Reporters laughed as he joked about British weather, his pre-match obsession with sour candy, and his inability to cook pasta without burning the water.
Then someone asked about me.
“My sister?” he said, with a proud smile. “Yeah, Alex is tough. She’s got more fight in her pinky finger than most of us do in our whole bodies. I told her I’m playing this one for her. She’s probably somewhere rolling her eyes at me for saying that, but yeah, she’s watching. And she’ll be back. Just wait.”
I smiled faintly, my heart warm and heavy all at once.
I kept scrolling.
The next clip was from earlier today, Olivia Smythe stepping off the court after her training session. Hair in a ponytail braid, white towel around her shoulders, signature smile softening her serious post-practice glow.
Olivia Smythe. Britain’s golden girl and the kind of player who makes the sport look unfair. Once she turned pro, she never once stumbled, just kept collecting titles, magazine covers, and hearts like it was her part-time job.
The crowds adore her and even the ball kids look starstruck when she smiles at them. Who can blame them? She’s got this easy charm that makes you forget she’s probably planning her next straight-sets demolition.

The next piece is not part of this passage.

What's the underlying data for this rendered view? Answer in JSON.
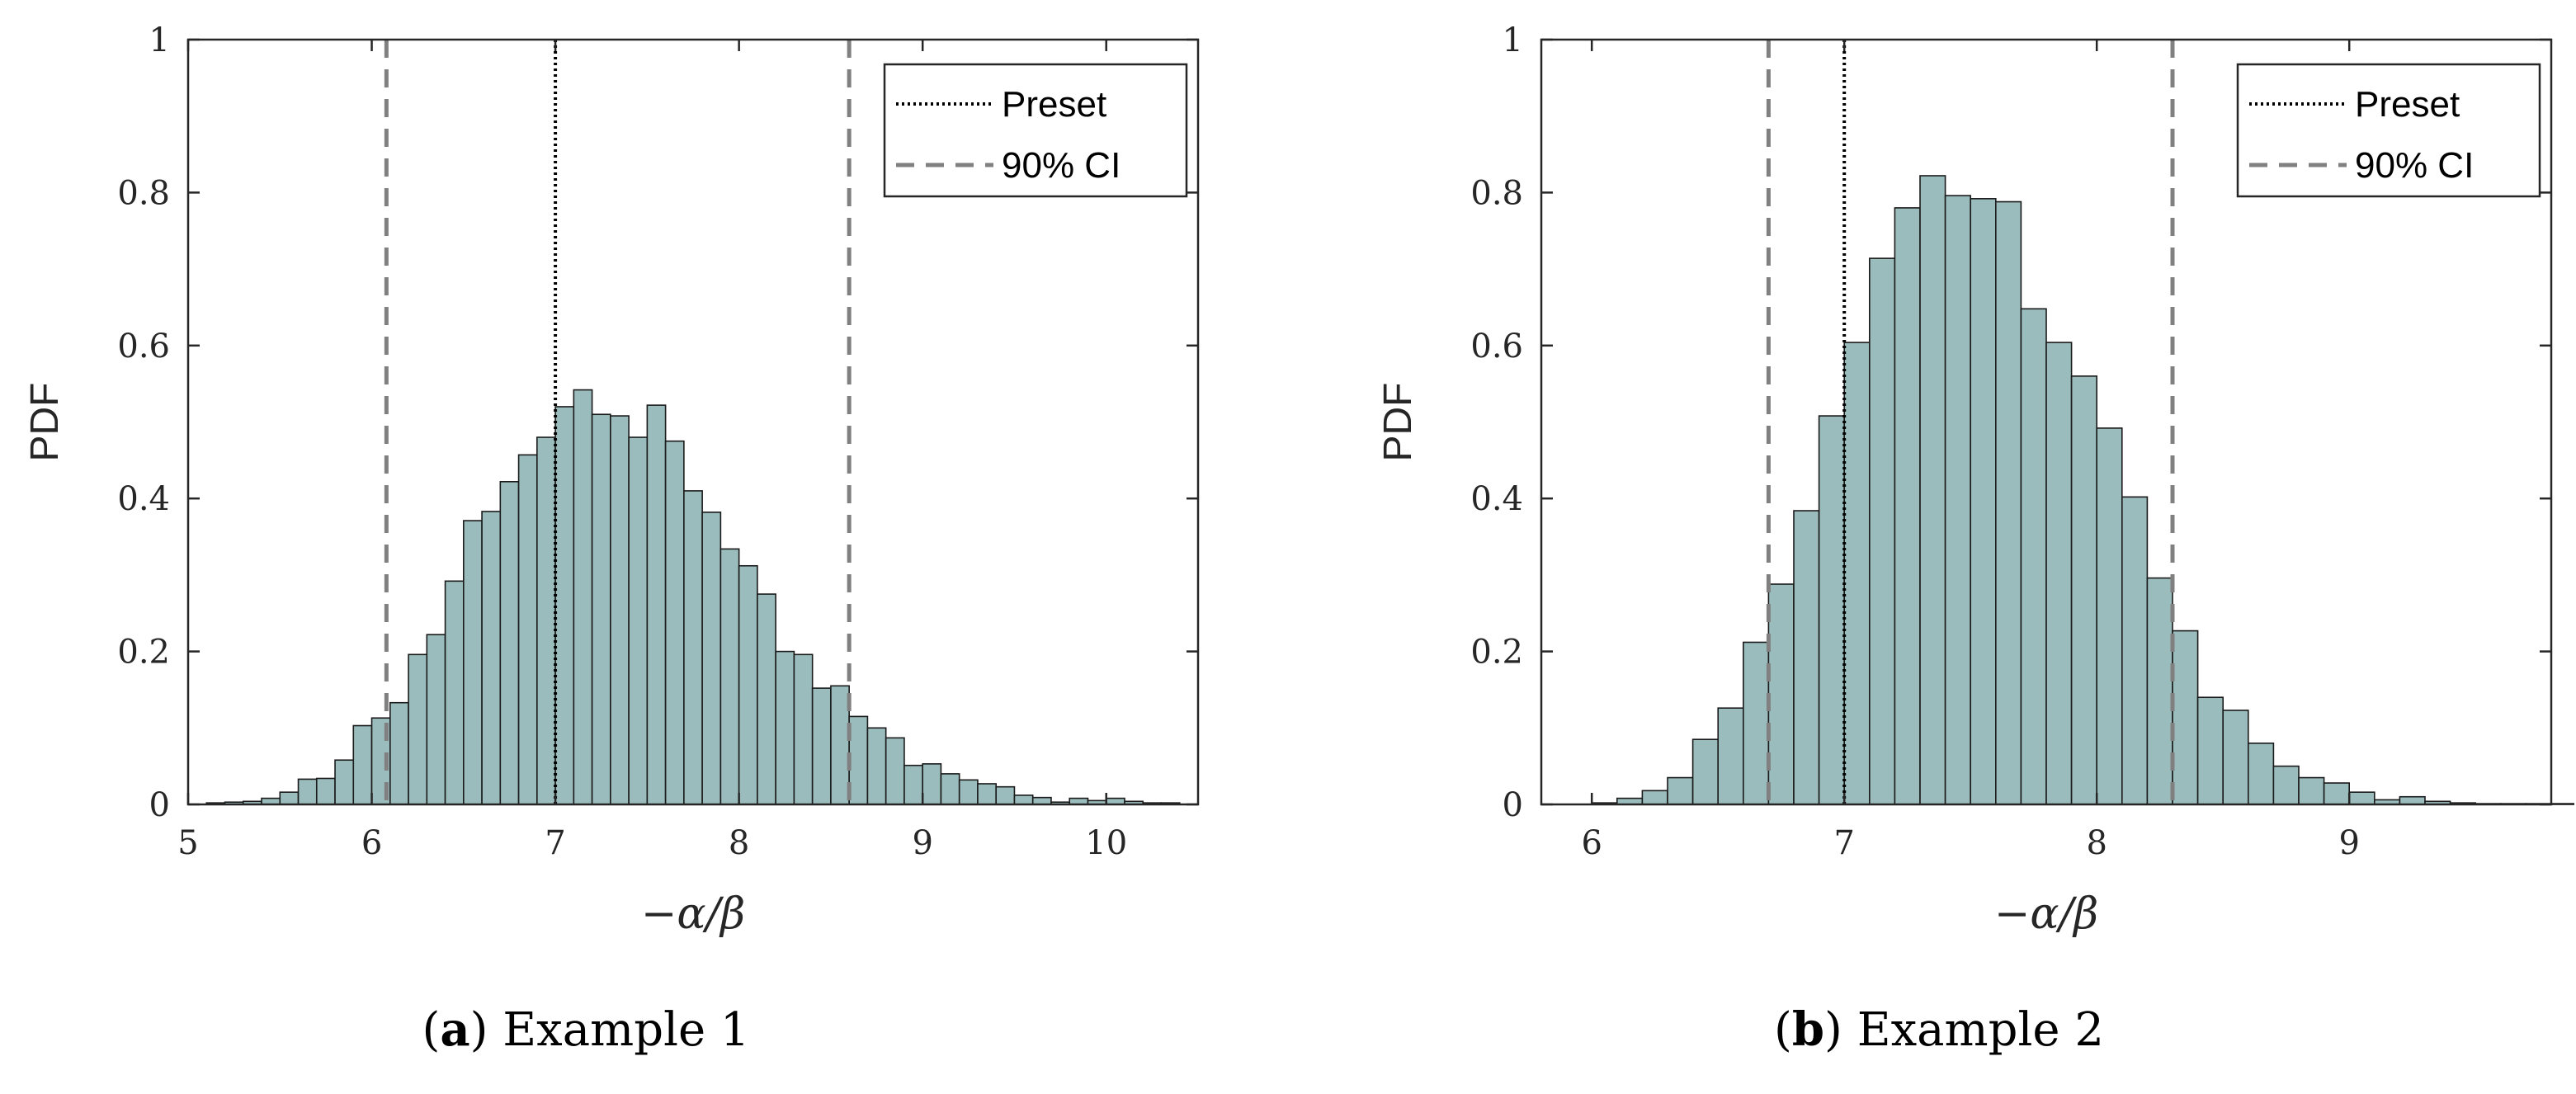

In the video, Olivia answered questions with the same confidence she had always shown, laughing softly and brushing strands of hair behind her ear. Her voice was charming and thoughtful, carrying that English accent I love hearing.

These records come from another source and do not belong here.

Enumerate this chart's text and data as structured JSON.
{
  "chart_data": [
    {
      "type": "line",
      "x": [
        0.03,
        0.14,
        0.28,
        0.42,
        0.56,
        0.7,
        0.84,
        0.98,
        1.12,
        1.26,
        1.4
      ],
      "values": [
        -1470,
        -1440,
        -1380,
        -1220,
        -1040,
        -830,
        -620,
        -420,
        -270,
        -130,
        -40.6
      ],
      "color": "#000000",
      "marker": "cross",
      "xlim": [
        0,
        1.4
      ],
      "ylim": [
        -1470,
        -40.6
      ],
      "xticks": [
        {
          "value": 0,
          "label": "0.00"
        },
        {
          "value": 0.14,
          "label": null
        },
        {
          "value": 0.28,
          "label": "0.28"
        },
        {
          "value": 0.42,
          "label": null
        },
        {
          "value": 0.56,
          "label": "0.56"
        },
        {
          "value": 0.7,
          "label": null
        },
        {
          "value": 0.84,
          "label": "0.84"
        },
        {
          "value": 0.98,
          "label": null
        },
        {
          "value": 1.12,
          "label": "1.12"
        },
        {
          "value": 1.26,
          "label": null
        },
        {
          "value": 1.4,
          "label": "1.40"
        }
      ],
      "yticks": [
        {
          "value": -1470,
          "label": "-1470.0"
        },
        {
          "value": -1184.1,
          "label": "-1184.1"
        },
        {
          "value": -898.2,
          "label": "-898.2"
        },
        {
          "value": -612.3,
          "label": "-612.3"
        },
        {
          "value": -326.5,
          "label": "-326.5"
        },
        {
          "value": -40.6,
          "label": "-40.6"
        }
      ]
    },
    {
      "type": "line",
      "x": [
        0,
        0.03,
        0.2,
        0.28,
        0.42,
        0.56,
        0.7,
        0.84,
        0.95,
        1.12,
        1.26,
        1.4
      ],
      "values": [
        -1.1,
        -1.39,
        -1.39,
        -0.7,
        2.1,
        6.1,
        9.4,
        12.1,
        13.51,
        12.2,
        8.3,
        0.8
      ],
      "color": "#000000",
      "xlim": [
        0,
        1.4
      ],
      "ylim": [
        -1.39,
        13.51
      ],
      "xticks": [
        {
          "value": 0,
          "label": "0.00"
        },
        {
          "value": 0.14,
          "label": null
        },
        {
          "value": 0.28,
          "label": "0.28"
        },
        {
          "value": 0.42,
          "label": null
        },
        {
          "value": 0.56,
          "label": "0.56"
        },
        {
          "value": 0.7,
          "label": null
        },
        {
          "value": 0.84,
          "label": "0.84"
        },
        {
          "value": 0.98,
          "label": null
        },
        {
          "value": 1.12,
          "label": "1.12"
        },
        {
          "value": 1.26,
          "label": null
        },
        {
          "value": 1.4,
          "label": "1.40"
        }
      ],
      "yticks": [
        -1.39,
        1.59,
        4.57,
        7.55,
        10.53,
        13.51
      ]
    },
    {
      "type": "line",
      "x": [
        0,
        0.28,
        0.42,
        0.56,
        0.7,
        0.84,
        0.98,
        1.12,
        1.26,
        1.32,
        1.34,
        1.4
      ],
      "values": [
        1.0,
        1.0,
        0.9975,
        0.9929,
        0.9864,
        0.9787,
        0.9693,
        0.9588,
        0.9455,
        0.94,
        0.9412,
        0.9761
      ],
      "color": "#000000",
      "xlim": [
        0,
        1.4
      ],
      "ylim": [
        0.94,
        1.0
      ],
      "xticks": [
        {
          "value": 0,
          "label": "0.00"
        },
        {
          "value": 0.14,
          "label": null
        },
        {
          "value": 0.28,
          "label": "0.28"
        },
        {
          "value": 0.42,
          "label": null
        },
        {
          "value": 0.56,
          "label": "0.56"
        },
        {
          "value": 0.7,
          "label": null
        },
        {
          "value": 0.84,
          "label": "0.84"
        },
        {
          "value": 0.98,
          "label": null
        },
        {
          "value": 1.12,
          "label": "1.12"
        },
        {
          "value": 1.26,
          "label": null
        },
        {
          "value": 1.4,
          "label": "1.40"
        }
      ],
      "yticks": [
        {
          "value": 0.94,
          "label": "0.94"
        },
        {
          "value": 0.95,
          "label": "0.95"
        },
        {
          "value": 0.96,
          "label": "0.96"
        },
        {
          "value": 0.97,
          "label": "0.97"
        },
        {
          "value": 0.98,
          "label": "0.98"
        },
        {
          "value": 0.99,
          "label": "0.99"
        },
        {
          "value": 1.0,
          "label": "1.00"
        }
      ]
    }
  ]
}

I stared at the screen longer than I meant to. Longer than I should’ve. Because even now, after all these years, after tournaments and injuries and everything I’d built myself into, one look at her and I was right back where it started.
I’d been carrying a crush on Olivia Smythe since we were nine years old.

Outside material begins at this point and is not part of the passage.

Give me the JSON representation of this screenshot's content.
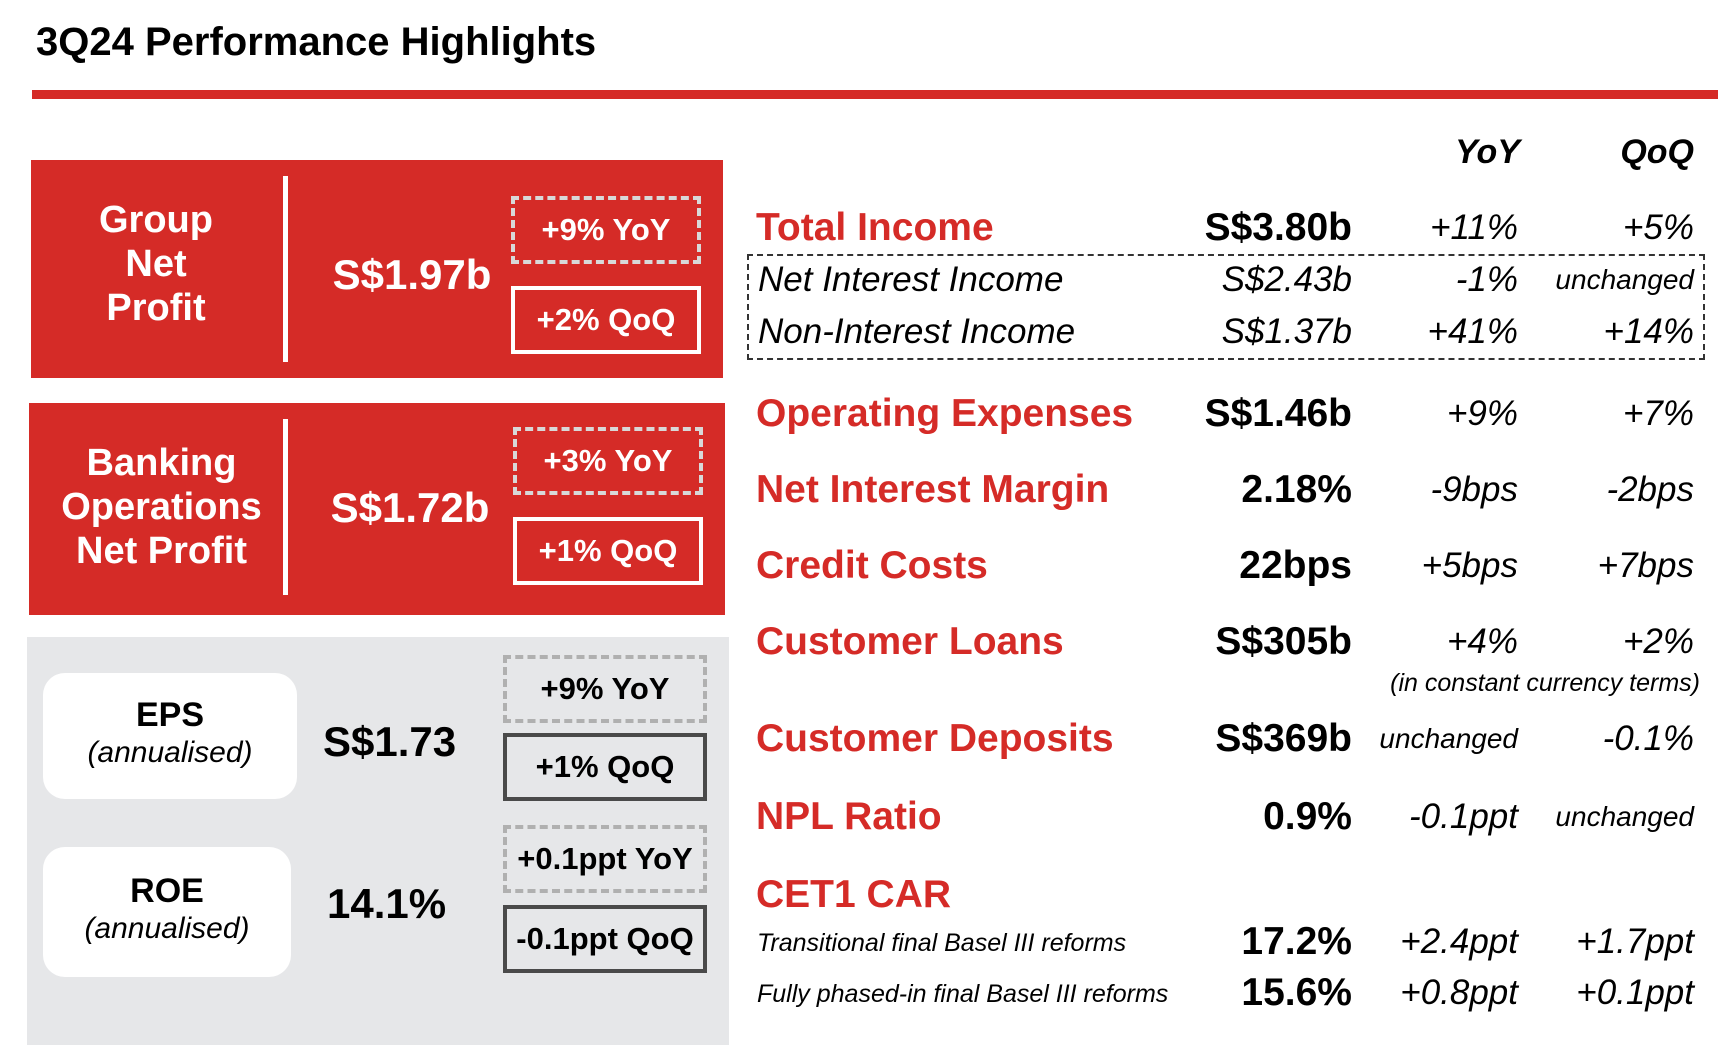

That summer, she was just a tiny kid with an oversized sun visor and two ponytails, running drills at Mom’s tennis academy in Brisbane. I wasn’t playing tennis then; I was cycling and tagging along with my dad and his friends while Archie trained in tennis with Mom.
I remember it like a snapshot. I was so bored that I climbed a tree near court three, trying to spy on my brother's drills from a higher view. But then, naturally, I got stuck.
I panicked. Of course I did. My foot was wedged, and I was too scared to jump. The coaches were too far away, and Archie was too locked into training to notice.
And then she showed up.
Little Olivia, clutching a banana and a water bottle, looked up at me like I was the most ridiculous thing she'd ever seen.
“You need help?” she asked, tilting her head just a little, her accent wrapping around the words in that annoyingly cute way that makes it impossible for me to say no.
I nodded, humiliated and desperate.
She dropped her snack, climbed the fence next to the tree, and helped me find a foothold to get down. She wasn’t strong, but she was clever.
When I finally landed on the ground, she dusted the leaves off her shorts and smiled like it was no big deal.
From that moment on, I couldn’t stop watching her.
She trained with a kind of joy I’d never seen before. She wasn’t the loudest, the fastest, or even the strongest at first, but she was focused. She was in love with tennis. And soon, I was too. Or maybe I was just in love with the way she loved it.
When we were twelve, her family left Australia and went back to Berkshire. I didn’t even get to say goodbye. One day, she was on court five hitting forehands; the next day, she was gone.
That was the summer I picked up a racquet. I convinced my mom I wanted to play tennis too. She agreed, and I started training with her, slowly learning the game from the bottom of the junior ranks. At the same time, I was still competing and racing in triathlons with Dad, alongside my best friend Cassandra, one of his international athletes.
Balancing both was brutal. And yet, while I stumbled through the basics of tennis with Mom, I was peaking in triathlon and winning races, collecting medals, andstanding on podiums. By all logic, that should’ve been enough.
Triathlon had been my home, but I wanted to chase Olivia, so I left triathlon behind, and I chose to focus on my tennis.
I thought maybe if I played long enough, if I got good enough, I’d see her again.
And now I do. All the time. On posters. In interviews. In the court. But I don’t think she remembers me.
To her, I’m just another name in the draw. But to me, she’s still the girl who got me down from a tree and gave me a reason to climb up.